Advent’s previous home was at 3325 Middlebelt Road in West Bloomfield, where its congregation had been worshiping for over 50 years.
However, after an expansion of the building in 2004, the U.S. Securities and Exchange Commission found in 2005 that the owners of Alanar, which provided the bonds and loans to Advent for the expansion, had been running a Ponzi scheme out of Sullivan, Ind., taking $6 million from churches.
Vaughn Reeves, Sr. was eventually found guilty on nine counts of securities fraud and was sentenced to 54 years in prison in December 2010; his three sons later agreed to plea deals.
But the revelation created a disruption in the Advent Episcopal Church’s bond payments and the combination of the economic recession and the struggles of Chrysler and General Motors also served as a blow to the health of the church.
Advent Episcopal Church previously issued around $900,000 in bonds and borrowed another $600,000 for the expansion project.
Knowing that it could not pay off the debt after being served a notice in October 2010, the church started searching for a new home.
Duerksen joined Sylvan Lake Lutheran Church in November 2011, while Dostert joined Advent Episcopal Church in February.
A partnership eventually started to form.
“It’s a long process.

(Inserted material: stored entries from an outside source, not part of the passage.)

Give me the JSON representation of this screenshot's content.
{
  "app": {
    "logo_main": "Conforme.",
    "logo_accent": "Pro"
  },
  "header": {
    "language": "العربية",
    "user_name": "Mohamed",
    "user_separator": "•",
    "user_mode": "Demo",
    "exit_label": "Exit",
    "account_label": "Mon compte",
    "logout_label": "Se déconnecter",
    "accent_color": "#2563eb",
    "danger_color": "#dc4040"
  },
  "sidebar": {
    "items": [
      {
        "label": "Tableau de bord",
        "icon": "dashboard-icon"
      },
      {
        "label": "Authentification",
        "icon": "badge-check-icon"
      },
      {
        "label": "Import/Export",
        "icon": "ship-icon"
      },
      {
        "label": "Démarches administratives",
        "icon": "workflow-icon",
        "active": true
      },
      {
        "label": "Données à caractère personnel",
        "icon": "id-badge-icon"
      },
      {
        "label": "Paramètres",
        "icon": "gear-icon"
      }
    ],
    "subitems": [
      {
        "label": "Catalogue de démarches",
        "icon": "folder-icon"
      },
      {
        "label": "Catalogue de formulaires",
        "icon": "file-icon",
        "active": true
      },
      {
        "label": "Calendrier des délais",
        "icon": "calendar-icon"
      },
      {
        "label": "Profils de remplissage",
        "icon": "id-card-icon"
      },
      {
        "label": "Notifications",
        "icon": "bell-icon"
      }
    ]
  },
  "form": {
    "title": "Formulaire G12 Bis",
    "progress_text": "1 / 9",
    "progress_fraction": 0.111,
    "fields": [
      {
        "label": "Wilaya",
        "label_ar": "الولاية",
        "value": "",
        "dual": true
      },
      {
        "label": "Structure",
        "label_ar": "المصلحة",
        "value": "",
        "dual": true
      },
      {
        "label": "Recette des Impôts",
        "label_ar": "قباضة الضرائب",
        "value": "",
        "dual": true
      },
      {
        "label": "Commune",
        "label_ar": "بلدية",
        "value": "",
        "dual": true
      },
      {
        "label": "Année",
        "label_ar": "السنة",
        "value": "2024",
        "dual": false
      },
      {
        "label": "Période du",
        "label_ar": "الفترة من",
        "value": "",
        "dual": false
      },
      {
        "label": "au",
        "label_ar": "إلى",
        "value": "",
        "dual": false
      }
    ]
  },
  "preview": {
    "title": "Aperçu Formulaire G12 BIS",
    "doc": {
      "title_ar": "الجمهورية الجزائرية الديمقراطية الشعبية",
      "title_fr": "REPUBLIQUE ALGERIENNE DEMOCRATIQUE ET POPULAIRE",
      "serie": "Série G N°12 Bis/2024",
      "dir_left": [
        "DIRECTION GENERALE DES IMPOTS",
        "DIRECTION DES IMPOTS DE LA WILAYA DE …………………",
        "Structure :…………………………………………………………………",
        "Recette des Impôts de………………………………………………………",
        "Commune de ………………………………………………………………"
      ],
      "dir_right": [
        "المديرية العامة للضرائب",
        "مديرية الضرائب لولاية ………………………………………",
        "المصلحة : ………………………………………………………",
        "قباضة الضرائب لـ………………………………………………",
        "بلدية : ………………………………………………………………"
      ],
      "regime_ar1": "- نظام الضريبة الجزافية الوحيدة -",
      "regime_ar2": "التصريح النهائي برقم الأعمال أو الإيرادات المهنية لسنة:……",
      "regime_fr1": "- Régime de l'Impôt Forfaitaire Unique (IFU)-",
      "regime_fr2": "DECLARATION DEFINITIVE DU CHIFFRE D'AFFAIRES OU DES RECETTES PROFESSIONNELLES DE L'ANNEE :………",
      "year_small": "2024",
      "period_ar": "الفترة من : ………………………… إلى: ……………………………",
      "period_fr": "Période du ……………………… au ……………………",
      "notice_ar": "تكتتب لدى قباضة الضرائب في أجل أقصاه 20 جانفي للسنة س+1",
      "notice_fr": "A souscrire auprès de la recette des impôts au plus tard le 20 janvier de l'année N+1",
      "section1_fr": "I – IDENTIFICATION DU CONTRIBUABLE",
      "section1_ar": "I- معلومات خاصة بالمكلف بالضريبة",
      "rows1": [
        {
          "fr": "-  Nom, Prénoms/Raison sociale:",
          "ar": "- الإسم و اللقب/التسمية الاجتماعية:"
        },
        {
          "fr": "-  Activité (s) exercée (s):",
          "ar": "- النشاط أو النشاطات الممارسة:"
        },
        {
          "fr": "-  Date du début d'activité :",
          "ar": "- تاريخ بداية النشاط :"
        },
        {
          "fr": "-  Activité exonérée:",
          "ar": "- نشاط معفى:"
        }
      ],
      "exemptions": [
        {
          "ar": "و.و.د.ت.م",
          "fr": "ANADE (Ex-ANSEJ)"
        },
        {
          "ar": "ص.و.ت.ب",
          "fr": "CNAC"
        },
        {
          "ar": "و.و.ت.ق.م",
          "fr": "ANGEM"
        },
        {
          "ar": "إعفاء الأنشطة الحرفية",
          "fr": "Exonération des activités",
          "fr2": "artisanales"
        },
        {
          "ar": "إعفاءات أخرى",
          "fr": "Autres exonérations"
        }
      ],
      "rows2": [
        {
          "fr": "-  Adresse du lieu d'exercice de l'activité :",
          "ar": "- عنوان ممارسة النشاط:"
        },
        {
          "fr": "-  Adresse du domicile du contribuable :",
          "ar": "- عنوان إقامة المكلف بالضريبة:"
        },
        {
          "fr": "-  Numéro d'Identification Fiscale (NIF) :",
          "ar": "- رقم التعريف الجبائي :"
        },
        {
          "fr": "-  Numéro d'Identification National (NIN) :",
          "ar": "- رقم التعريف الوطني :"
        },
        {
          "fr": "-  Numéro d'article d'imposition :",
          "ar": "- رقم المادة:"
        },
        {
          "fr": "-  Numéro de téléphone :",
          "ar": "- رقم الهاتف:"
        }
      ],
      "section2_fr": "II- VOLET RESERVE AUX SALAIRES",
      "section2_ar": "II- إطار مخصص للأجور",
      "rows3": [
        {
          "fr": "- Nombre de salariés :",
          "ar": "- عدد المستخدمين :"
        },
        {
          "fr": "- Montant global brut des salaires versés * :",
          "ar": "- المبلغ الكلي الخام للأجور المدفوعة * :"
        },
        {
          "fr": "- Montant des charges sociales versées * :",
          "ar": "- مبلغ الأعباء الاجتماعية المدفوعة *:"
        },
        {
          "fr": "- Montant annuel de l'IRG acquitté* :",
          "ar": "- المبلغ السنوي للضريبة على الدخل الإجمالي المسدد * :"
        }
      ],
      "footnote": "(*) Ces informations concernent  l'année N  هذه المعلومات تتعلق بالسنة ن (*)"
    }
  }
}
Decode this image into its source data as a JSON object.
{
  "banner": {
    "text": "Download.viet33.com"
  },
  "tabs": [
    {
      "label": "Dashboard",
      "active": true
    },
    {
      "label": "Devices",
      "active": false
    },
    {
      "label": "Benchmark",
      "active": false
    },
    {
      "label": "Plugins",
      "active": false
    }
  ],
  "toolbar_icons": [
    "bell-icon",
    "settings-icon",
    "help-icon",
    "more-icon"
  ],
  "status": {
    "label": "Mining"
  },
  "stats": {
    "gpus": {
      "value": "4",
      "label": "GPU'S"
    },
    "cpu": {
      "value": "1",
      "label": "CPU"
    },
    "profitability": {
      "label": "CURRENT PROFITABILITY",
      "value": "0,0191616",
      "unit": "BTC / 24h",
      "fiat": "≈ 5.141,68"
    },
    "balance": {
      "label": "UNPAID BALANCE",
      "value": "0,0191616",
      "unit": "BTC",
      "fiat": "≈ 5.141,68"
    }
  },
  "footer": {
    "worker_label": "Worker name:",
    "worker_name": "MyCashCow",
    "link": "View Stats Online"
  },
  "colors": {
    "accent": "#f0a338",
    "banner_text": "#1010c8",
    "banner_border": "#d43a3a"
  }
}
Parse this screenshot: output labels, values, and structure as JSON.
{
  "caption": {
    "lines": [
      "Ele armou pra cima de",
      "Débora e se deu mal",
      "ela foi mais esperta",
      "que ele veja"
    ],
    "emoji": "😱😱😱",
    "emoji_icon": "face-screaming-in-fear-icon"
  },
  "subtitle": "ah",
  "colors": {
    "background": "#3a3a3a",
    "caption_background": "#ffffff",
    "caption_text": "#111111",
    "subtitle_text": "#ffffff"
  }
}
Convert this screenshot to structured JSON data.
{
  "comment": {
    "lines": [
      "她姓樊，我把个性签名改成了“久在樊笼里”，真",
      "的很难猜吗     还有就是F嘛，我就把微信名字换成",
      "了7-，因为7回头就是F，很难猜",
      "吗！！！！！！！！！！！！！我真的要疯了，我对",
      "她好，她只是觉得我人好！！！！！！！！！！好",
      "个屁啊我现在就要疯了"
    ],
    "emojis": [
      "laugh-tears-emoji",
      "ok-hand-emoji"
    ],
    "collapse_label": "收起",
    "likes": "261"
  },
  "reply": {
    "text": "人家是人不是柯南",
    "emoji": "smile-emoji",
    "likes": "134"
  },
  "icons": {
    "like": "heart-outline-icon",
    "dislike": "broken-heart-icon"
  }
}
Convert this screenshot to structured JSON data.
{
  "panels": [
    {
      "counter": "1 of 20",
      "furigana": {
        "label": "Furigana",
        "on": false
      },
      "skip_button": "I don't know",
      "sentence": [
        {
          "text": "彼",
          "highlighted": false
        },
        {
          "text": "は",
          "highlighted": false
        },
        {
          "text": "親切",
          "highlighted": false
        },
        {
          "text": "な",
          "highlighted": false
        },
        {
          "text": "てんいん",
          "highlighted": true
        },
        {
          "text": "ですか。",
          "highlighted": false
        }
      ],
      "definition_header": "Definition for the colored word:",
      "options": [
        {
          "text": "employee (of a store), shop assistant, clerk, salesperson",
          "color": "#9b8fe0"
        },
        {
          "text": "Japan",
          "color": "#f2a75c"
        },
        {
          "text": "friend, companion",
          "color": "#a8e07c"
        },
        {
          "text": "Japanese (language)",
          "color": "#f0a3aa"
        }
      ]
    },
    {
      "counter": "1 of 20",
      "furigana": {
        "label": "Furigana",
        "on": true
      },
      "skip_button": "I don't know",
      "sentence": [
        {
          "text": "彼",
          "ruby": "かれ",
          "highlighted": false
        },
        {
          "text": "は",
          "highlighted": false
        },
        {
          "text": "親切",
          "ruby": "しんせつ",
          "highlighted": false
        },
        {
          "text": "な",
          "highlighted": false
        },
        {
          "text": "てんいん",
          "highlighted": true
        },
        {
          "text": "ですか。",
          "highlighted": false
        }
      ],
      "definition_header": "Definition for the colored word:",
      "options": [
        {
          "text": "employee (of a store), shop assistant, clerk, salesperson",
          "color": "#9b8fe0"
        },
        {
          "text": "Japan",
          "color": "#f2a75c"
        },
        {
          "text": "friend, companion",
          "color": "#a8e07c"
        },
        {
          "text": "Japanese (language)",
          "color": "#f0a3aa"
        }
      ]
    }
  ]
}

We decided we’re just going to trust God with this and I think that’s the best thing we did,” Dostert said.
After holding its final service at its building on Sept. 23, Advent Episcopal Church then made the move to Sylvan Lake Lutheran Church’s building.
Advent’s building is now close to being sold to a Hindu temple, according to Dostert, who said that while her congregation was thrown a curveball, it managed to hit it.
“We know deep down as humans and as Christians that spaces are not as important as people,” Dostert said.